Court rules acting in good faith key to whistleblower protection

On Board Online • November 16, 2015


After becoming aware of alleged bidding irregularities in the New York City Department of Transportation (DOT), an employee notified his immediate supervisors and the Department’s Inspector General. Should the employee be protected under the state’s Civil Service whistleblower law from adverse job actions, even though he failed to first inform the official “appointing authority” as specified in the law?

Yes, according to the state’s highest court, the Court of Appeals, in Tipaldo v. Lynn.

The reason? The appointing authorities and the alleged wrongdoers were one and the same, and the actions of the employee, John Tipaldo, demonstrated good faith compliance with the law.

Tipaldo worked as DOT’s Acting Assistant Commissioner for Planning and Engineering. He discovered an alleged scheme by his then-superiors (Transportation Commissioner Christopher Lynn and First Deputy Commissioner Richard Malchow) by which a signage contract was to be awarded to Lynn’s acquaintance in violation of the city’s public bidding rules.

After an order was placed for the signs from Lynn’s acquaintance, a meeting was held informing DOT employees, including Tipaldo, that the signs had been purchased. The legality of the process was questioned by Tipaldo and other employees, and the DOT employees who were required to authorize the purchase refused to sign the authorization for the purchase. According to the court, the next day, Lynn and Malchow solicited bids from the public and after the delivery and installment of the signs, the DOT received lower bids as compared to the amount paid to Lynn’s acquaintance. Then Lynn and Malchow allegedly created a backdated memorandum indicating that the need for the signs was “urgent” and that the order must be placed immediately, rather than proceed through bidding.

Tipaldo informed his immediate supervisors about the alleged misconduct and, one or two business days later, reported the alleged improper actions to the DOT Office of the Inspector General. Tipaldo claimed that shortly after that, various retaliatory actions were taken against him by Lynn and Malchow. He was eventually removed from his position and demoted.

Tipaldo commenced a whistleblower action pursuant to Civil Service Law Section 75-b. Pursuant to that law, adverse action must not be taken against a public employee because the employee discloses to a governmental body information which he or she “reasonably believes to be true and reasonably believes constitutes an improper governmental action.” However, prior to the reporting, the employee must make “a good faith effort to provide the appointing authority or his or her designee the information to be disclosed and shall provide the appointing authority or designee a reasonable time to take appropriate action unless there is imminent and serious danger to public health or safety.” This requirement gives the employer the opportunity to end the violations prior to disclosing misconduct to an outside agency.

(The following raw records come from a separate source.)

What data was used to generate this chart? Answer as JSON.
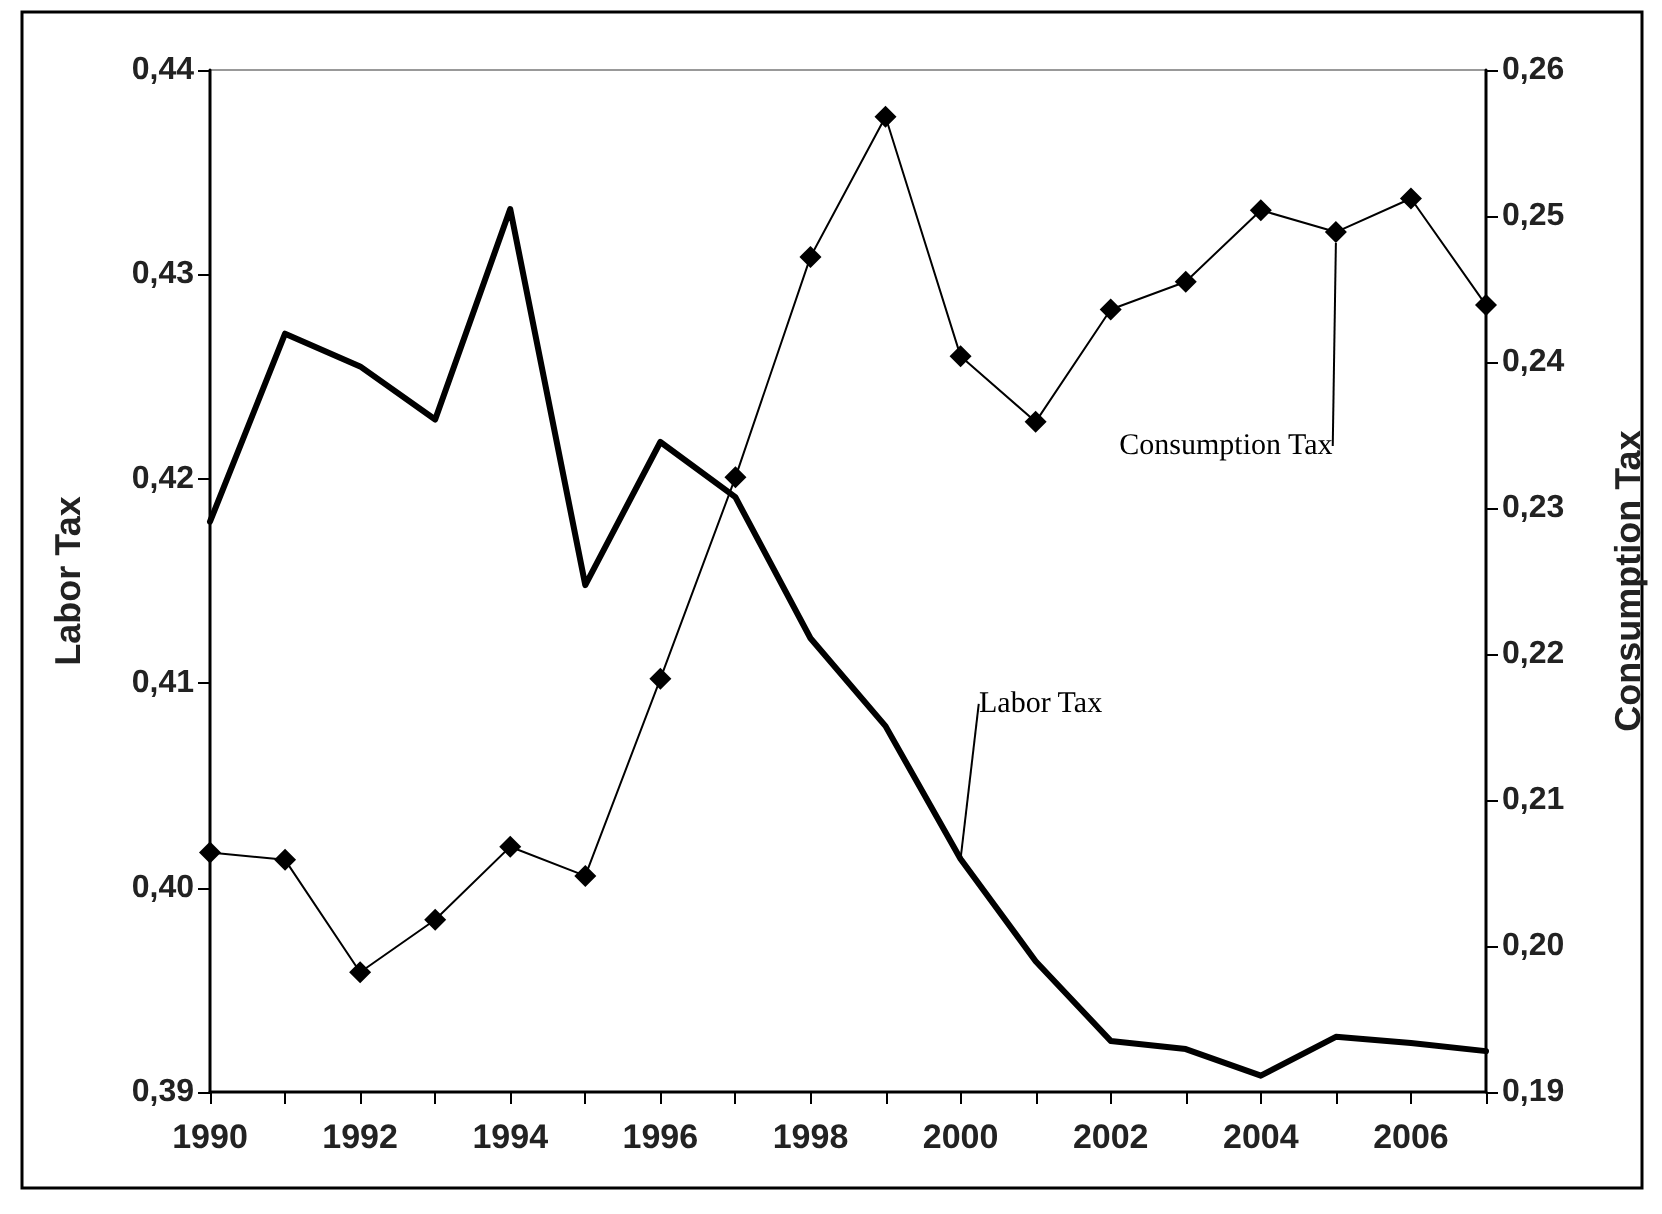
{
  "chart_data": {
    "type": "line",
    "ylabel": "Labor Tax",
    "y2label": "Consumption Tax",
    "x": [
      1990,
      1991,
      1992,
      1993,
      1994,
      1995,
      1996,
      1997,
      1998,
      1999,
      2000,
      2001,
      2002,
      2003,
      2004,
      2005,
      2006,
      2007
    ],
    "series": [
      {
        "name": "Labor Tax",
        "color": "#000000",
        "marker": "none",
        "values": [
          0.4179,
          0.4271,
          0.4255,
          0.4229,
          0.4332,
          0.4148,
          0.4218,
          0.4191,
          0.4122,
          0.4079,
          0.4014,
          0.3964,
          0.3925,
          0.3921,
          0.3908,
          0.3927,
          0.3924,
          0.392
        ]
      },
      {
        "name": "Consumption Tax",
        "color": "#000000",
        "marker": "diamond",
        "axis": "y2",
        "values": [
          0.2064,
          0.2059,
          0.1982,
          0.2018,
          0.2068,
          0.2048,
          0.2183,
          0.2321,
          0.2472,
          0.2568,
          0.2404,
          0.2359,
          0.2436,
          0.2455,
          0.2504,
          0.2489,
          0.2512,
          0.2439
        ]
      }
    ],
    "xlim": [
      1990,
      2007
    ],
    "xticks": [
      1990,
      {
        "value": 1991,
        "label": null
      },
      1992,
      {
        "value": 1993,
        "label": null
      },
      1994,
      {
        "value": 1995,
        "label": null
      },
      1996,
      {
        "value": 1997,
        "label": null
      },
      1998,
      {
        "value": 1999,
        "label": null
      },
      2000,
      {
        "value": 2001,
        "label": null
      },
      2002,
      {
        "value": 2003,
        "label": null
      },
      2004,
      {
        "value": 2005,
        "label": null
      },
      2006,
      {
        "value": 2007,
        "label": null
      }
    ],
    "ylim": [
      0.39,
      0.44
    ],
    "yticks": [
      {
        "value": 0.39,
        "label": "0,39"
      },
      {
        "value": 0.4,
        "label": "0,40"
      },
      {
        "value": 0.41,
        "label": "0,41"
      },
      {
        "value": 0.42,
        "label": "0,42"
      },
      {
        "value": 0.43,
        "label": "0,43"
      },
      {
        "value": 0.44,
        "label": "0,44"
      }
    ],
    "y2lim": [
      0.19,
      0.26
    ],
    "y2ticks": [
      {
        "value": 0.19,
        "label": "0,19"
      },
      {
        "value": 0.2,
        "label": "0,20"
      },
      {
        "value": 0.21,
        "label": "0,21"
      },
      {
        "value": 0.22,
        "label": "0,22"
      },
      {
        "value": 0.23,
        "label": "0,23"
      },
      {
        "value": 0.24,
        "label": "0,24"
      },
      {
        "value": 0.25,
        "label": "0,25"
      },
      {
        "value": 0.26,
        "label": "0,26"
      }
    ],
    "grid": false,
    "legend": false
  }
}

The defendants sought to dismiss the case, arguing that Tipaldo failed to comply with the statute by not reporting the alleged wrongful actions to the appointing authority (Lynn and Malchow) before contacting the Office of the Inspector General.

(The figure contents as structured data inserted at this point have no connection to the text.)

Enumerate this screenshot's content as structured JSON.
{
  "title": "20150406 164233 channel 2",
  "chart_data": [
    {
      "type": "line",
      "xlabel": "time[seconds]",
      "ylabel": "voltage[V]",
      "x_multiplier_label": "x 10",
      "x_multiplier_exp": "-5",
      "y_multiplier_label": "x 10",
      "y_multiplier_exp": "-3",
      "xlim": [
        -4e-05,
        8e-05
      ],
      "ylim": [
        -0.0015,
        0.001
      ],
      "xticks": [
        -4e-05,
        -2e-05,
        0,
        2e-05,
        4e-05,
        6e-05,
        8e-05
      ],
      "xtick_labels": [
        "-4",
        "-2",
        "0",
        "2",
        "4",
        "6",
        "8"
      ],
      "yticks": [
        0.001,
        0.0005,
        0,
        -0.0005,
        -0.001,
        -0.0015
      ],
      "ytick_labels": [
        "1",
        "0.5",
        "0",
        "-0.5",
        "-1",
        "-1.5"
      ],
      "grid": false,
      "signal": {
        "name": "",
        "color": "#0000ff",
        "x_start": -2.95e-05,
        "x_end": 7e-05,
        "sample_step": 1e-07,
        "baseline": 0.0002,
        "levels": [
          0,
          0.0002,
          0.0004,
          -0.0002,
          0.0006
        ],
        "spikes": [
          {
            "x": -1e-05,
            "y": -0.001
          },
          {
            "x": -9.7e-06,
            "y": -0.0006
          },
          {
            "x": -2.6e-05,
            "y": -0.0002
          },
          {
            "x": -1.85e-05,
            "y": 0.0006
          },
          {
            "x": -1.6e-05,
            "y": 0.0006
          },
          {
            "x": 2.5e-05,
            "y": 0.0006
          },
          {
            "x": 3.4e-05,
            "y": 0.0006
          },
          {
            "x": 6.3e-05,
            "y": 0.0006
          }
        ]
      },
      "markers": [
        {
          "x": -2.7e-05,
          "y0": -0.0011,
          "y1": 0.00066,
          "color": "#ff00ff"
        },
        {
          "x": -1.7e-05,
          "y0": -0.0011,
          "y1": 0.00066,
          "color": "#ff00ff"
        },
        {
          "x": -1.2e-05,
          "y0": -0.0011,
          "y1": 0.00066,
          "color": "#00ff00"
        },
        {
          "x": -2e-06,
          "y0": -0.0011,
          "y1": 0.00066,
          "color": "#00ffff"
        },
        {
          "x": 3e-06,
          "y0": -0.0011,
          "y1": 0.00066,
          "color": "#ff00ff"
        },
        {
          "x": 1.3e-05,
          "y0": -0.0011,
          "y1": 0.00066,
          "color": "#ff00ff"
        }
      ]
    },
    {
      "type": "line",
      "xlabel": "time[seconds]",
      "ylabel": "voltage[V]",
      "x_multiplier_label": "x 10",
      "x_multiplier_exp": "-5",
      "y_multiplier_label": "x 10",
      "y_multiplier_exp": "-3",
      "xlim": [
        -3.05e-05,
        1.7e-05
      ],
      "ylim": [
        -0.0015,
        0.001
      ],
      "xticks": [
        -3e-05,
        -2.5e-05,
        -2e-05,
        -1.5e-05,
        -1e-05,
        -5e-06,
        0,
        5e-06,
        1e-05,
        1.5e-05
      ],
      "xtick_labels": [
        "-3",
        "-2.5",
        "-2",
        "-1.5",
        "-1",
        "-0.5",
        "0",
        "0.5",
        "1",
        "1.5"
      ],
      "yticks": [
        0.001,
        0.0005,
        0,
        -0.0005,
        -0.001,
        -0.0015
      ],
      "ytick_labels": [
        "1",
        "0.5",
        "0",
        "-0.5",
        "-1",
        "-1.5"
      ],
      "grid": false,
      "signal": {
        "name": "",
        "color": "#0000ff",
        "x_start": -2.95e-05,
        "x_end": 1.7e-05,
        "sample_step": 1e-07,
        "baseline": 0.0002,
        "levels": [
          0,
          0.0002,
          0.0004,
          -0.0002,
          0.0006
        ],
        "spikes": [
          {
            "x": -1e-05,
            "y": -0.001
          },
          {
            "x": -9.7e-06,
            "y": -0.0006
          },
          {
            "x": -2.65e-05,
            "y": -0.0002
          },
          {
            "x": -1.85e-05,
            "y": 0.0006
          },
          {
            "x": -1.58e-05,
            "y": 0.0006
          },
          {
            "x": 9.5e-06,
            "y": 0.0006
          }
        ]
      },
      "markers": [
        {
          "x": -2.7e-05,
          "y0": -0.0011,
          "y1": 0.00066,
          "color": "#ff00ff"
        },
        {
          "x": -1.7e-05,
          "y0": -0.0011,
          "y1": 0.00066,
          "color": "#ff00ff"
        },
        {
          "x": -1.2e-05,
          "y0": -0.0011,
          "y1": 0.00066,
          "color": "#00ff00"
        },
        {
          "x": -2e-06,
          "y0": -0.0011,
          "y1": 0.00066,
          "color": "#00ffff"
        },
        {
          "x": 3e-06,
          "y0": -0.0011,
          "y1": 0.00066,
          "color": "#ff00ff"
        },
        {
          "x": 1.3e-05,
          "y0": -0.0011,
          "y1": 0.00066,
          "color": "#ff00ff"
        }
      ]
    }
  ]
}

A state Supreme Court judge granted defendants motion and dismissed the complaint, but the Appellate Division reversed on appeal. The Appellate Division found that “plaintiff’s good-faith efforts in the manner and timing of his reporting, first informally to his immediate supervisors, and then soon thereafter to the [DOI], satisfactorily met the requirements” of the Civil Service Law.

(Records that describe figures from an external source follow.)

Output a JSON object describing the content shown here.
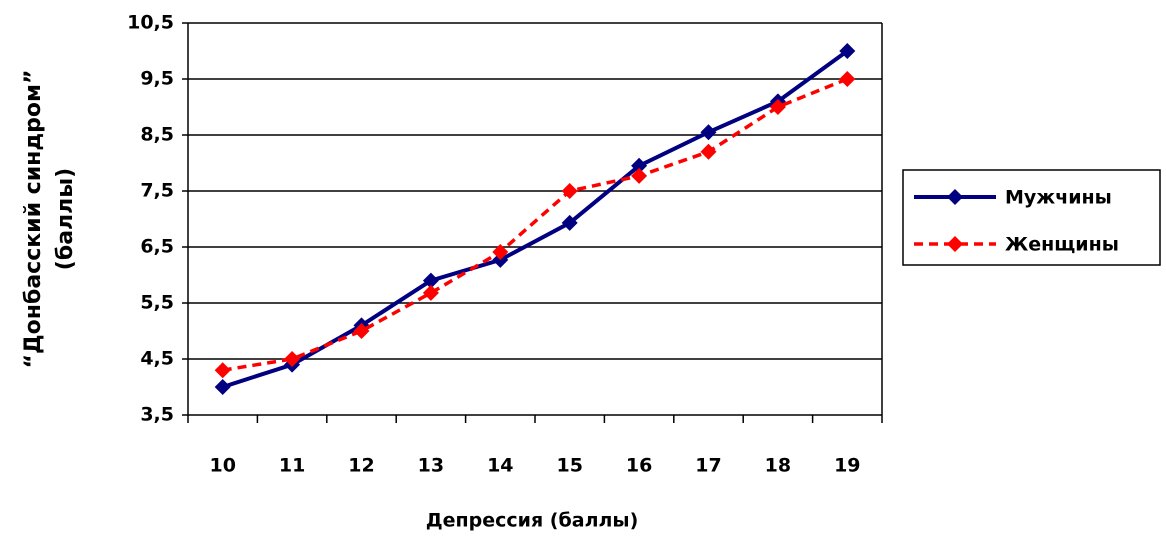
{
  "chart_data": {
    "type": "line",
    "x_label": "Депрессия (баллы)",
    "y_label": [
      "“Донбасский синдром”",
      "(баллы)"
    ],
    "categories": [
      "10",
      "11",
      "12",
      "13",
      "14",
      "15",
      "16",
      "17",
      "18",
      "19"
    ],
    "series": [
      {
        "name": "Мужчины",
        "color": "#000080",
        "dashed": false,
        "values": [
          4.0,
          4.4,
          5.1,
          5.9,
          6.27,
          6.93,
          7.95,
          8.55,
          9.1,
          10.0
        ]
      },
      {
        "name": "Женщины",
        "color": "#ff0000",
        "dashed": true,
        "values": [
          4.3,
          4.5,
          5.0,
          5.68,
          6.41,
          7.5,
          7.77,
          8.2,
          9.0,
          9.5
        ]
      }
    ],
    "ylim": [
      3.5,
      10.5
    ],
    "yticks": [
      {
        "value": 3.5,
        "label": "3,5"
      },
      {
        "value": 4.5,
        "label": "4,5"
      },
      {
        "value": 5.5,
        "label": "5,5"
      },
      {
        "value": 6.5,
        "label": "6,5"
      },
      {
        "value": 7.5,
        "label": "7,5"
      },
      {
        "value": 8.5,
        "label": "8,5"
      },
      {
        "value": 9.5,
        "label": "9,5"
      },
      {
        "value": 10.5,
        "label": "10,5"
      }
    ],
    "grid": true
  }
}
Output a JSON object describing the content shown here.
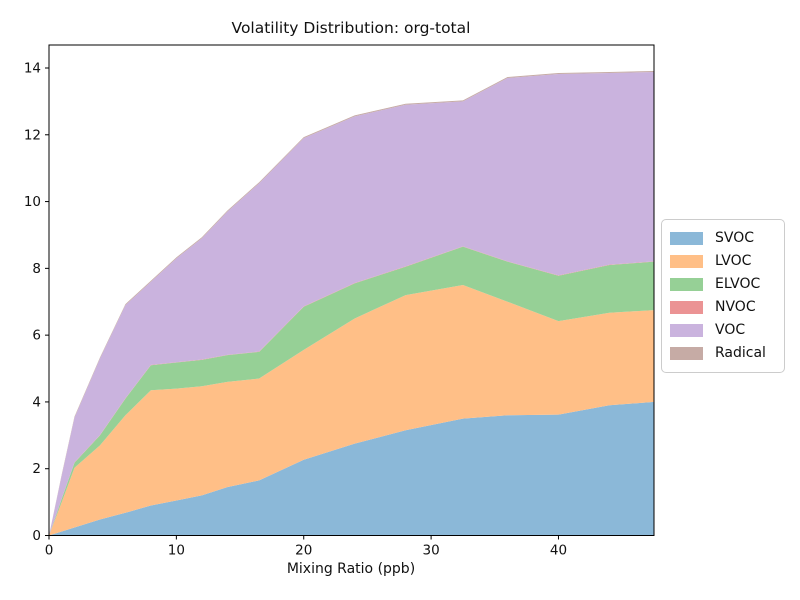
{
  "title": "Volatility Distribution: org-total",
  "xlabel": "Mixing Ratio (ppb)",
  "axes": {
    "x_ticks": [
      0,
      10,
      20,
      30,
      40
    ],
    "y_ticks": [
      0,
      2,
      4,
      6,
      8,
      10,
      12,
      14
    ],
    "x_range": [
      0,
      47.5
    ],
    "y_range": [
      0,
      14.68
    ],
    "grid": false
  },
  "legend": {
    "position": "center-right-outside",
    "items": [
      {
        "label": "SVOC",
        "color": "#8BB8D8"
      },
      {
        "label": "LVOC",
        "color": "#FFBF87"
      },
      {
        "label": "ELVOC",
        "color": "#96D096"
      },
      {
        "label": "NVOC",
        "color": "#EB9394"
      },
      {
        "label": "VOC",
        "color": "#CAB3DE"
      },
      {
        "label": "Radical",
        "color": "#C6ABA5"
      }
    ]
  },
  "chart_data": {
    "type": "area",
    "stacked": true,
    "title": "Volatility Distribution: org-total",
    "xlabel": "Mixing Ratio (ppb)",
    "ylabel": "",
    "xlim": [
      0,
      47.5
    ],
    "ylim": [
      0,
      14.68
    ],
    "grid": false,
    "legend_position": "center left, outside right edge",
    "x": [
      0,
      1,
      2,
      4,
      6,
      8,
      10,
      12,
      14,
      16.5,
      20,
      24,
      28,
      32.5,
      36,
      40,
      44,
      47.5
    ],
    "series": [
      {
        "name": "SVOC",
        "color": "#8BB8D8",
        "values": [
          0,
          0.12,
          0.24,
          0.48,
          0.68,
          0.9,
          1.05,
          1.2,
          1.45,
          1.65,
          2.27,
          2.75,
          3.15,
          3.5,
          3.6,
          3.62,
          3.9,
          4.0
        ]
      },
      {
        "name": "LVOC",
        "color": "#FFBF87",
        "values": [
          0,
          0.88,
          1.79,
          2.22,
          2.92,
          3.45,
          3.35,
          3.27,
          3.15,
          3.05,
          3.29,
          3.75,
          4.05,
          4.0,
          3.4,
          2.8,
          2.77,
          2.75
        ]
      },
      {
        "name": "ELVOC",
        "color": "#96D096",
        "values": [
          0,
          0.1,
          0.15,
          0.3,
          0.5,
          0.75,
          0.78,
          0.79,
          0.8,
          0.8,
          1.29,
          1.05,
          0.85,
          1.15,
          1.2,
          1.36,
          1.43,
          1.45
        ]
      },
      {
        "name": "NVOC",
        "color": "#EB9394",
        "values": [
          0,
          0.01,
          0.01,
          0.01,
          0.01,
          0.01,
          0.01,
          0.01,
          0.01,
          0.01,
          0.01,
          0.01,
          0.01,
          0.01,
          0.01,
          0.01,
          0.01,
          0.01
        ]
      },
      {
        "name": "VOC",
        "color": "#CAB3DE",
        "values": [
          0,
          0.69,
          1.34,
          2.29,
          2.79,
          2.49,
          3.11,
          3.63,
          4.29,
          5.04,
          5.04,
          4.99,
          4.84,
          4.34,
          5.49,
          6.03,
          5.74,
          5.67
        ]
      },
      {
        "name": "Radical",
        "color": "#C6ABA5",
        "values": [
          0,
          0.03,
          0.03,
          0.03,
          0.03,
          0.03,
          0.03,
          0.03,
          0.03,
          0.03,
          0.03,
          0.03,
          0.03,
          0.03,
          0.03,
          0.03,
          0.03,
          0.03
        ]
      }
    ]
  }
}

The Court of Appeals agreed with the Appellate Division. It determined that because the appointing authorities in the specific case were actually Lynn and Malchow, the plaintiff “understandably did not report their alleged misconduct to them.” The court noted, “Lynn and Malchow would not likely have been receptive to plaintiff’s complaints or reported themselves to the Department of Investigation.” The court found that Tipaldo’s actions demonstrated good faith compliance with the Civil Service Law.

Although this case does not involve school district employees, the court’s decision applies to all public employees and thus school districts will be affected by this ruling.

Editor’s Note: A legislative bill (A.7951/S.4628) which passed both houses during the last legislative session would eliminate the requirement for a whistleblower to first report to the appointing authority. NYSSBA opposed the bill because such notification provides school districts and other public employers with the opportunity to make corrections and avoid unnecessary litigation. The bill has not yet been delivered to the governor.